Wer sich in Deutschland für das Bewohnen, Erwerben oder Bauen der angesagten Häuschen interessiert, erhält wertvolle Unterstützung vom Tiny House Verband mit Sitz in Karlsruhe. Dieser wurde im Oktober 2019 gegründet, versteht sich als Sprachrohr der Branche und fungiert als Anlaufstelle für Politik und Kommunen. Gleichzeitig vermittelt der Verband sämtliche Fakten zu Tiny Houses und informiert zur Stellplatz-Thematik sowie zu baurechtlichen und energierelevanten Belangen. So ist vom Verband zu erfahren: Die Auflagen und Voraussetzungen für das Aufstellen der Häuser unterscheiden sich von Bundesland zu Bundesland, teils auch von Kommune zu Kommune. Dabei spielt auch die Frage, ob es sich um die Nutzung einer gewerblichen Fläche oder eines Campingplatzareals handelt, eine entscheidende Rolle. Johannes Laible, der mit seinem Magazin „Kleiner Wohnen” Mitglied im Tiny House Verband ist, differenziert: „Für das Vermieten einer Ferienwohnung braucht es eine entsprechende Genehmigung vor Ort, was in vielen Fällen problemlos verläuft. Herausfordernder ist das Aufstellen eines Objektes, in dem man dauerhaft wohnen möchte. Dann gilt das gängige deutsche Baurecht, was bedeutet, dass das Tiny House nicht anders behandelt wird, als ein freistehendes Einfamilienhaus.” Heißt, es gelten die Anforderungen der Gebäudeklasse 1, sodass es beispielsweise eine entsprechende (den Raum mindernde) Dämmung sowie erschlossene Grundstücke benötigt. Vor allem aber gilt der jeweilige örtliche Bebauungsplan der Kommunen.

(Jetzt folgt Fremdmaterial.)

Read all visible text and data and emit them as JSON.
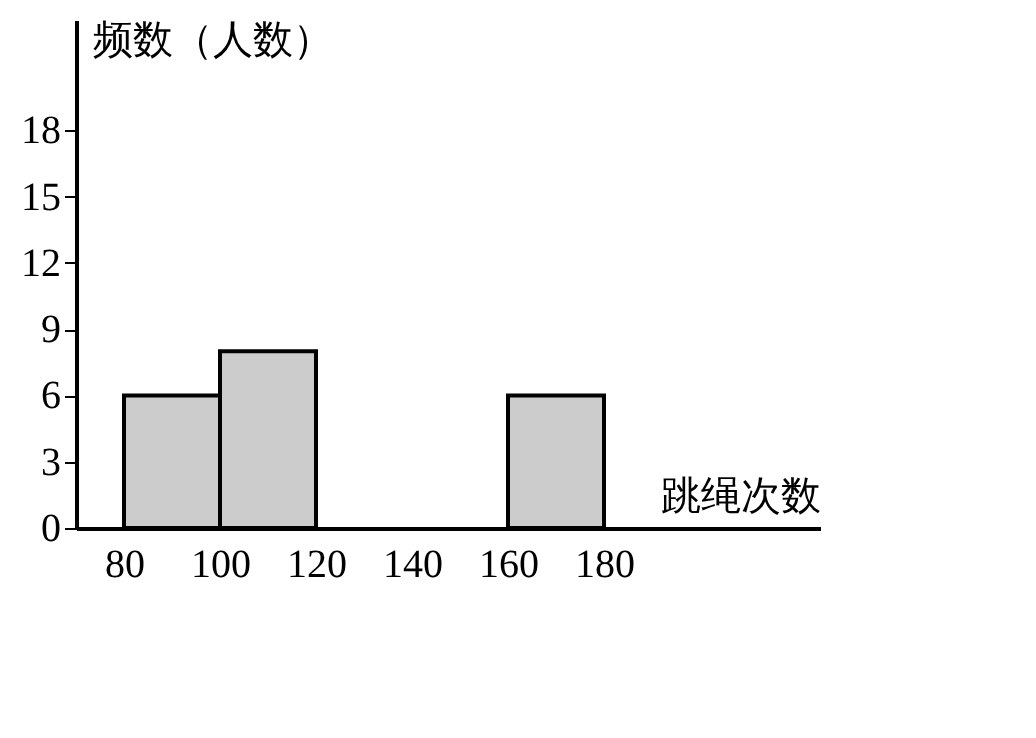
{
  "chart_data": {
    "type": "histogram",
    "xlabel": "跳绳次数",
    "ylabel": "频数（人数）",
    "bins": [
      80,
      100,
      120,
      140,
      160,
      180
    ],
    "values": [
      6,
      8,
      null,
      null,
      6
    ],
    "color": "#cccccc",
    "xlim": [
      70,
      225
    ],
    "xticks": [
      80,
      100,
      120,
      140,
      160,
      180
    ],
    "ylim": [
      0,
      23
    ],
    "yticks": [
      0,
      3,
      6,
      9,
      12,
      15,
      18
    ],
    "grid": false
  }
}
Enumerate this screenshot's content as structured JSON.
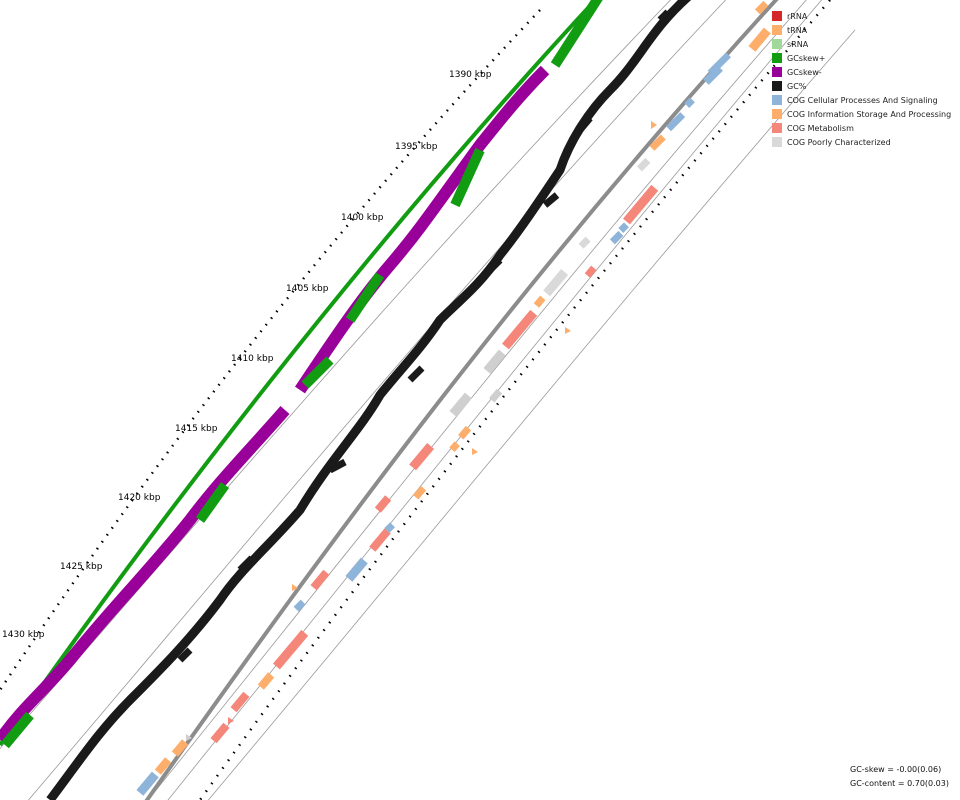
{
  "map": {
    "scale_labels": [
      {
        "text": "1390 kbp"
      },
      {
        "text": "1395 kbp"
      },
      {
        "text": "1400 kbp"
      },
      {
        "text": "1405 kbp"
      },
      {
        "text": "1410 kbp"
      },
      {
        "text": "1415 kbp"
      },
      {
        "text": "1420 kbp"
      },
      {
        "text": "1425 kbp"
      },
      {
        "text": "1430 kbp"
      }
    ],
    "gc_skew_color_plus": "#129c12",
    "gc_skew_color_minus": "#990099",
    "gc_content_color": "#1a1a1a",
    "backbone_color": "#8c8c8c"
  },
  "legend": {
    "items": [
      {
        "label": "rRNA",
        "color": "#d62728"
      },
      {
        "label": "tRNA",
        "color": "#fdae6b"
      },
      {
        "label": "sRNA",
        "color": "#a1d99b"
      },
      {
        "label": "GCskew+",
        "color": "#129c12"
      },
      {
        "label": "GCskew-",
        "color": "#990099"
      },
      {
        "label": "GC%",
        "color": "#1a1a1a"
      },
      {
        "label": "COG Cellular Processes And Signaling",
        "color": "#8fb4d9"
      },
      {
        "label": "COG Information Storage And Processing",
        "color": "#fdae6b"
      },
      {
        "label": "COG Metabolism",
        "color": "#f4877a"
      },
      {
        "label": "COG Poorly Characterized",
        "color": "#d9d9d9"
      }
    ]
  },
  "stats": {
    "gc_skew": "GC-skew = -0.00(0.06)",
    "gc_content": "GC-content = 0.70(0.03)"
  }
}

Dieser gibt exakt vor, wo sich bebaubare Flächen befinden, wie groß oder eben klein die anvisierten Gebäude mindestens sein dürfen oder welche Dachform zulässig ist. „Bei all diesen Hürden winken leider viele Kommunen bereits im Vorfeld ab”, weiß Johannes Laible. Gleichzeitig erkennt er aber auch Lichtblicke: „Es kommt Bewegung in diese Problematik, denn immer mehr Kommunen stellen fest, dass die Kleinsthäuser ein Hebel sein können, um den akuten Wohnungsdruck zumindest ein wenig zu lindern.”

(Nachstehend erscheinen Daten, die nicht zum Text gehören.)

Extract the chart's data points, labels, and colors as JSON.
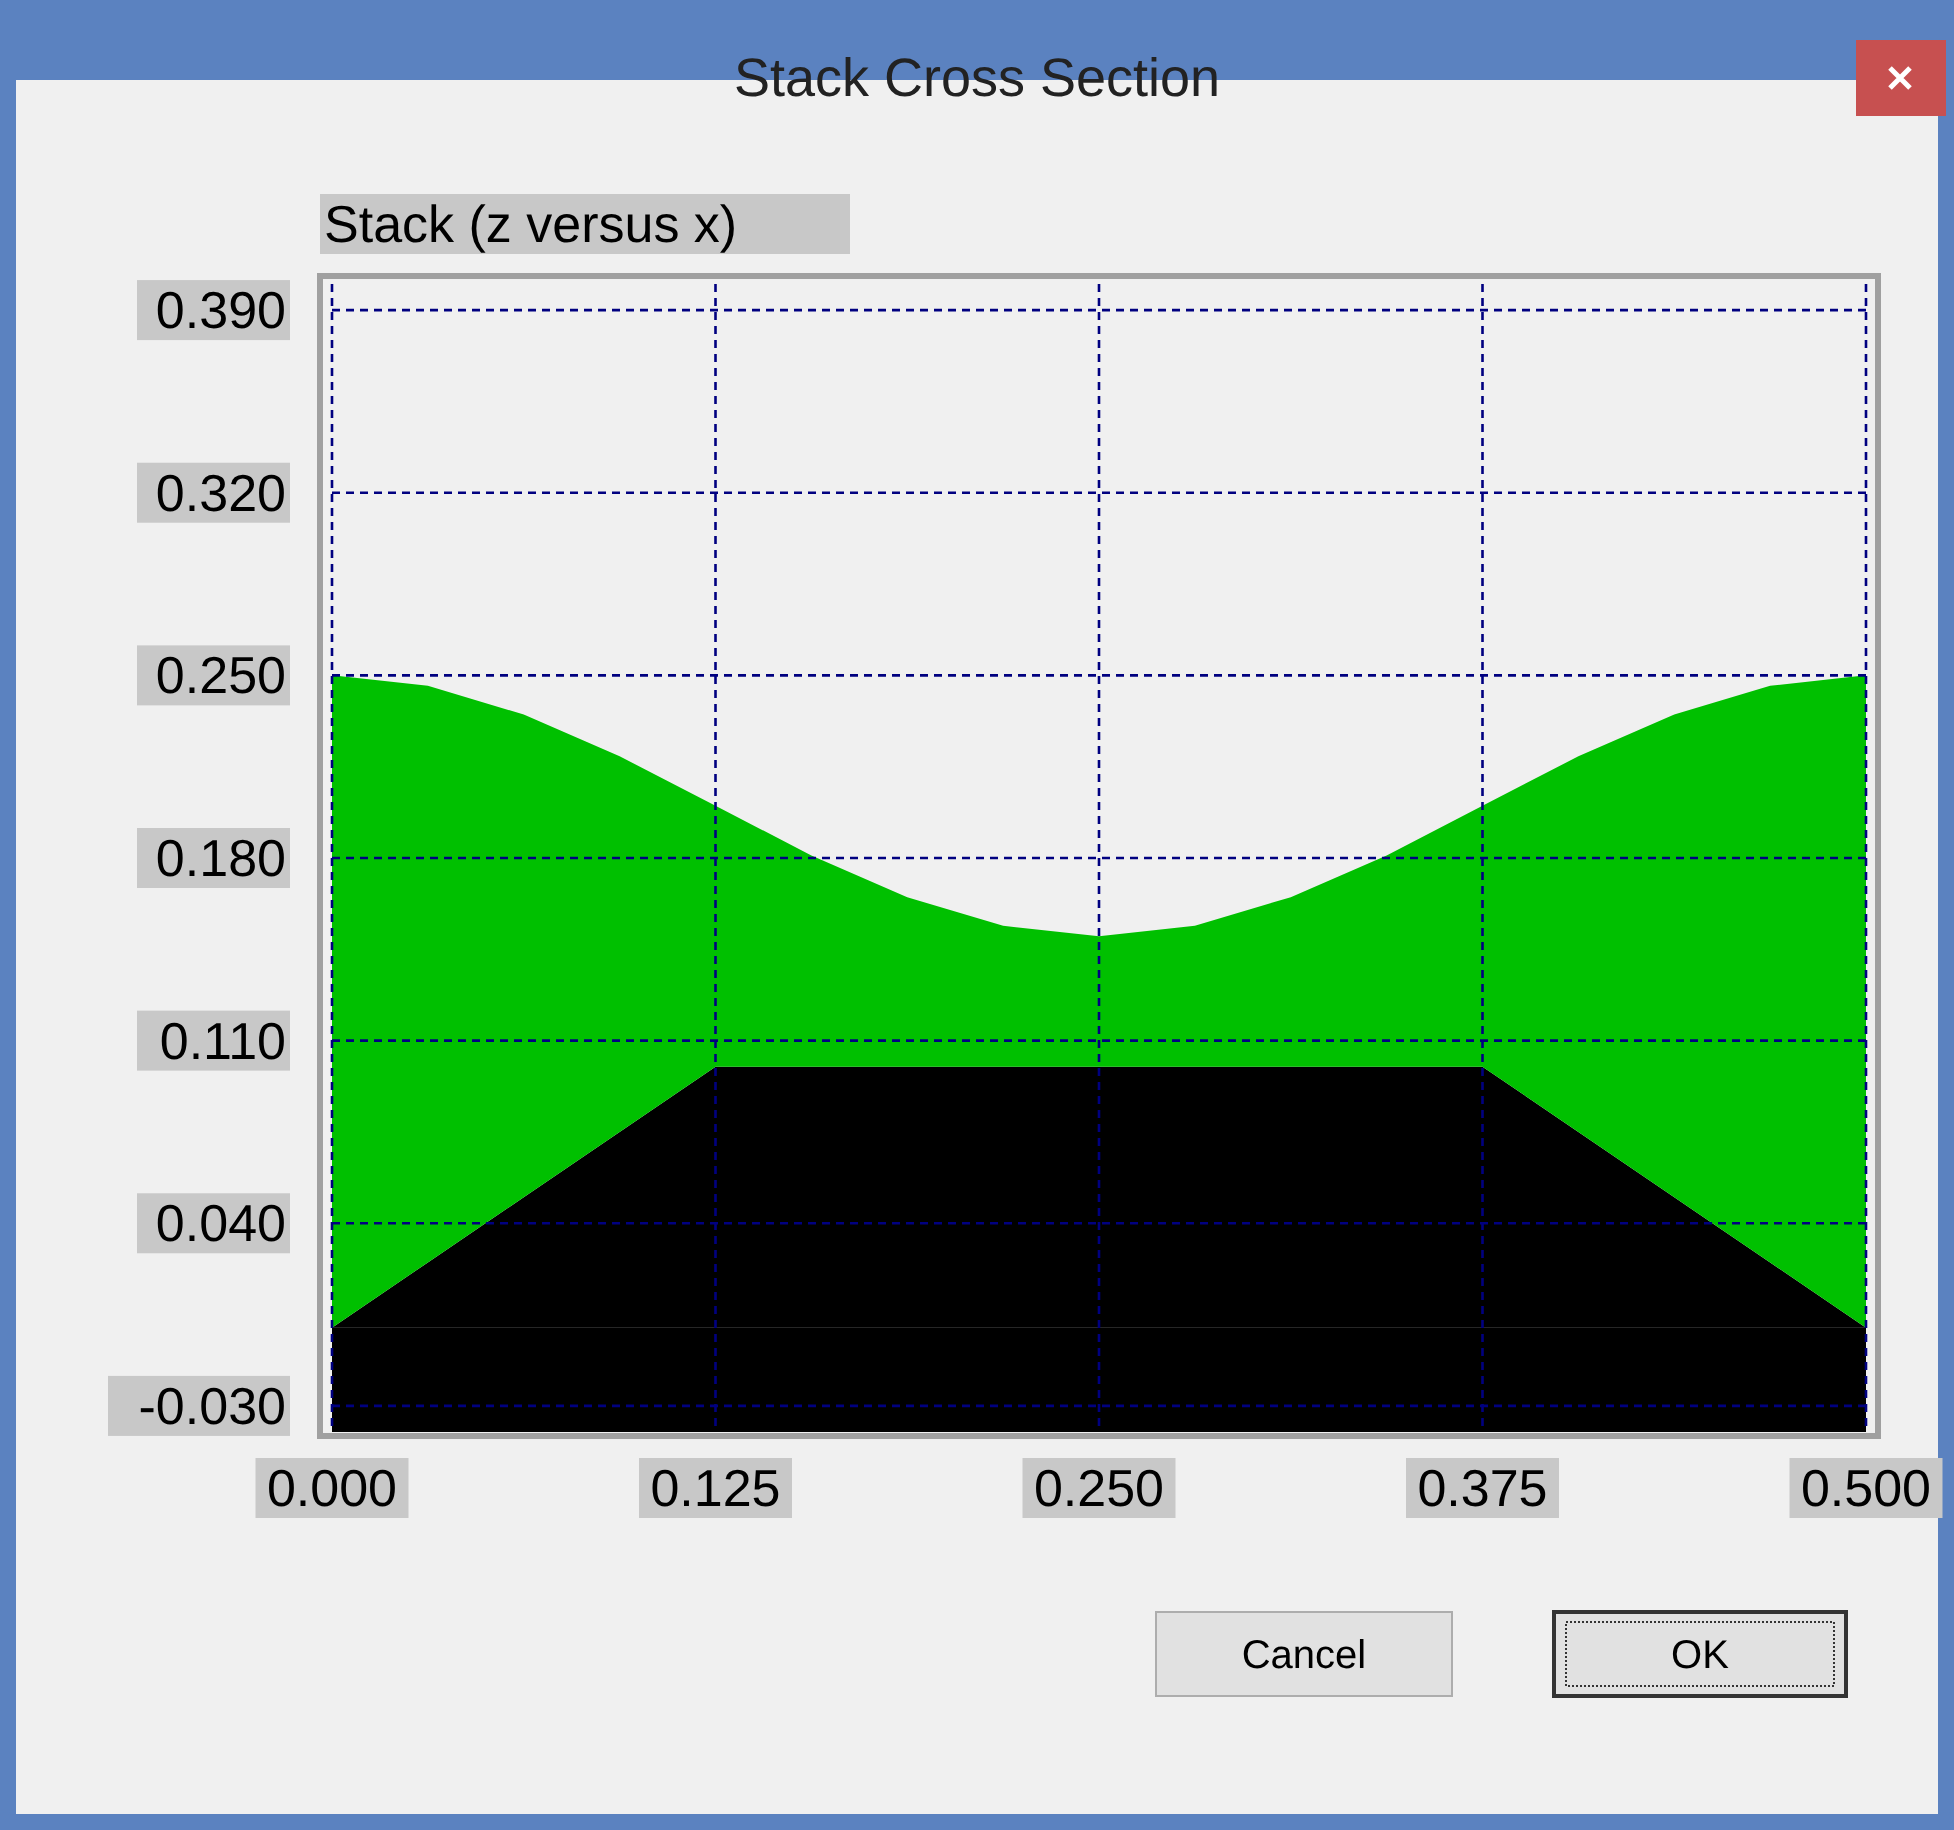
{
  "chart_data": {
    "type": "area",
    "title": "Stack (z versus x)",
    "stacked": true,
    "annotations": [
      "Stack Cross Section",
      "Cancel",
      "OK"
    ],
    "x": [
      0,
      0.03125,
      0.0625,
      0.09375,
      0.125,
      0.15625,
      0.1875,
      0.21875,
      0.25,
      0.28125,
      0.3125,
      0.34375,
      0.375,
      0.40625,
      0.4375,
      0.46875,
      0.5
    ],
    "series": [
      {
        "color": "#000000",
        "values": [
          0,
          0.025,
          0.05,
          0.075,
          0.1,
          0.1,
          0.1,
          0.1,
          0.1,
          0.1,
          0.1,
          0.1,
          0.1,
          0.075,
          0.05,
          0.025,
          0
        ]
      },
      {
        "color": "#00c000",
        "values": [
          0.25,
          0.221,
          0.185,
          0.144,
          0.1,
          0.081,
          0.065,
          0.054,
          0.05,
          0.054,
          0.065,
          0.081,
          0.1,
          0.144,
          0.185,
          0.221,
          0.25
        ]
      }
    ],
    "xlim": [
      0,
      0.5
    ],
    "ylim": [
      -0.04,
      0.4
    ],
    "xticks": [
      {
        "value": 0,
        "label": "0.000"
      },
      {
        "value": 0.125,
        "label": "0.125"
      },
      {
        "value": 0.25,
        "label": "0.250"
      },
      {
        "value": 0.375,
        "label": "0.375"
      },
      {
        "value": 0.5,
        "label": "0.500"
      }
    ],
    "yticks": [
      {
        "value": -0.03,
        "label": "-0.030"
      },
      {
        "value": 0.04,
        "label": "0.040"
      },
      {
        "value": 0.11,
        "label": "0.110"
      },
      {
        "value": 0.18,
        "label": "0.180"
      },
      {
        "value": 0.25,
        "label": "0.250"
      },
      {
        "value": 0.32,
        "label": "0.320"
      },
      {
        "value": 0.39,
        "label": "0.390"
      }
    ],
    "bands": [
      {
        "axis": "y",
        "from": -0.04,
        "to": 0,
        "color": "#000000"
      }
    ],
    "grid": true
  }
}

Und tatsächlich: Die Zahl der geplanten und bereits realisierten Siedlungen für eine temporäre Zwischennutzung oder dauerhaftes Wohnen wächst hierzulande. Der Tiny House Verband berichtet von kommunalen Leuchtturmprojekten wie etwa im baden-württembergischen Burgrieden, wo derzeit 26 Parzellen für Modul-Häuser entstehen – allesamt gefertigt aus ökologischen und regionalen Materialien. Neben den 23 bis 44 Quadratmeter großen Bauten sind Gemeinschaftsanlagen für Coworking-Arbeitsplätze vorgesehen. Auch in der Westfalenmetropole Dortmund, wo neue Lösungen für bezahlbaren Wohnraum gefragt sind, entsteht ein platzsparendes Tiny Village. Die autofreie Siedlung im Stadtteil Sölde ist für alle Menschen konzipiert, die klein wohnen möchten. Im bayerischen Unterammergau hingegen wurde ein ab dem Jahr 2020 geplantes Pilotprojekt mittlerweile umgesetzt: Sechs Mikro-Häuser à 75 Kubikmeter und ein Gemeinschaftsraum werden dort nun bewohnt und genutzt. Bedarf und Potenzial sind also vorhanden, weshalb die Chancen nicht schlecht stehen, dass die kleinen Häuser künftig richtig groß rauskommen werden.